Evaluates Factuality Only: Does not cover other dimensions like reasoning or creative writing, thus cannot comprehensively evaluate LLMs.
Scoring Relies on OpenAI API: Uses LLM-as-a-Judge for automated scoring; the accuracy of the evaluator itself has not been fully verified.
The Double-Edged Sword of Static Design: Although time-invariant answers guarantee benchmark stability, they also mean that the benchmark cannot capture LLMs' understanding of dynamic world knowledge.
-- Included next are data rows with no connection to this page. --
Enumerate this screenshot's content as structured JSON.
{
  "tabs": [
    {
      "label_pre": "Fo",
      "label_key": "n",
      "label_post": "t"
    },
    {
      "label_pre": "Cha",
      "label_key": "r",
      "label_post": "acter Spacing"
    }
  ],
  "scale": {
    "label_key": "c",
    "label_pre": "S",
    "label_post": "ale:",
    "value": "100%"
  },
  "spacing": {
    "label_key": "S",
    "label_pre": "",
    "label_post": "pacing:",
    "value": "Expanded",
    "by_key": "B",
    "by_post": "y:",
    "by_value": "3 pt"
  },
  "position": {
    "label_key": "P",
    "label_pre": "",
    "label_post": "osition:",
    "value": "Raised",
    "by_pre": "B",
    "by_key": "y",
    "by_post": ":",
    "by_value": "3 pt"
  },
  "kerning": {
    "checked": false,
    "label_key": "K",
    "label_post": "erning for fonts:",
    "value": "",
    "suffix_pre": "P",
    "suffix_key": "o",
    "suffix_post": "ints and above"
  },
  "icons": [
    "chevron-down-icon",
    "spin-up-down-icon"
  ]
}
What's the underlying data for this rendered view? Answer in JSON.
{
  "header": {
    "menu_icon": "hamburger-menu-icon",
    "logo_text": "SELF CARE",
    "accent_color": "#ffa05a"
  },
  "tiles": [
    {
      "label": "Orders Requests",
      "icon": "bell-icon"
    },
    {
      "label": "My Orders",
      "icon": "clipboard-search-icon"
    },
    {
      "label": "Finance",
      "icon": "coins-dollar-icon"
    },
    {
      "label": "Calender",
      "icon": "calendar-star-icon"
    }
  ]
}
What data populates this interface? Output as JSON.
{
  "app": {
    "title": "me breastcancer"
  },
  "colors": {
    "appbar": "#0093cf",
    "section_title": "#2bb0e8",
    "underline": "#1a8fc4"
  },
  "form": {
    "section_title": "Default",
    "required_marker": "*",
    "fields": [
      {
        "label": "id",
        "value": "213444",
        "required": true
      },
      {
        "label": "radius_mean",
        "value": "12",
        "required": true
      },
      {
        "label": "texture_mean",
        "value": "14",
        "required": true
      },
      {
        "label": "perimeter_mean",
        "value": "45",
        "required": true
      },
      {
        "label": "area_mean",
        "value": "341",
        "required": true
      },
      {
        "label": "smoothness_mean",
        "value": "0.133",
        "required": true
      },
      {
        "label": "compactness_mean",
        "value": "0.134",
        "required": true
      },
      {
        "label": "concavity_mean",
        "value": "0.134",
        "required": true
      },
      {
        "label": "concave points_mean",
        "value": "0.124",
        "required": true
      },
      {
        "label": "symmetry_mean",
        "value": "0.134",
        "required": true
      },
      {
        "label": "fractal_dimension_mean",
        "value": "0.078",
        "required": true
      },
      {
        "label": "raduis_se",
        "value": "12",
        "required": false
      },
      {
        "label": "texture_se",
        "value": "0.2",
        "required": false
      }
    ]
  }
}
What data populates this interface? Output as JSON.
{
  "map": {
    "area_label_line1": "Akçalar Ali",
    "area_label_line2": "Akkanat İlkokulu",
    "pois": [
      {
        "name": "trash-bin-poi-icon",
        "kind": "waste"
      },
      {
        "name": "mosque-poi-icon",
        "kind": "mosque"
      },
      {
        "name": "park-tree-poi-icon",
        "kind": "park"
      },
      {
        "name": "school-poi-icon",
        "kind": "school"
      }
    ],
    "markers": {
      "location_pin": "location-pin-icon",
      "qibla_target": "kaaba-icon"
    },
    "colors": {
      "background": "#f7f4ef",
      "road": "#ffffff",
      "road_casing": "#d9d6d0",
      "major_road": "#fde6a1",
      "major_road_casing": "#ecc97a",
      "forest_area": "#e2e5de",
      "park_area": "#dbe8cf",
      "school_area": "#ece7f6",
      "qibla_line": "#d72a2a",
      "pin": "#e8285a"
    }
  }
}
Factuality Benchmarks: SimpleQA (Wei et al., 2024), TruthfulQA, FreshQA
Chinese LLM Benchmarks: C-Eval (Huang et al., 2023), CMMLU (Li et al., 2023), WebQA (Li et al., 2016)
General Evaluation: MMLU (Hendrycks et al., 2021), GSM8K (Cobbe et al., 2021), AlpacaEval
LLM-as-a-Judge: MT-Bench (Zheng et al., 2023), Arena-Hard (Li et al., 2024)

Rating¶

⭐⭐⭐⭐⭐ — An important work filling the gap in Chinese factuality evaluation. Possesses extremely high data quality, comprehensive evaluation coverage, and profound practical value in its discoveries (alignment tax, RAG equalization effect, Chinese cultural differences). It is a must-read benchmark for Chinese LLM developers.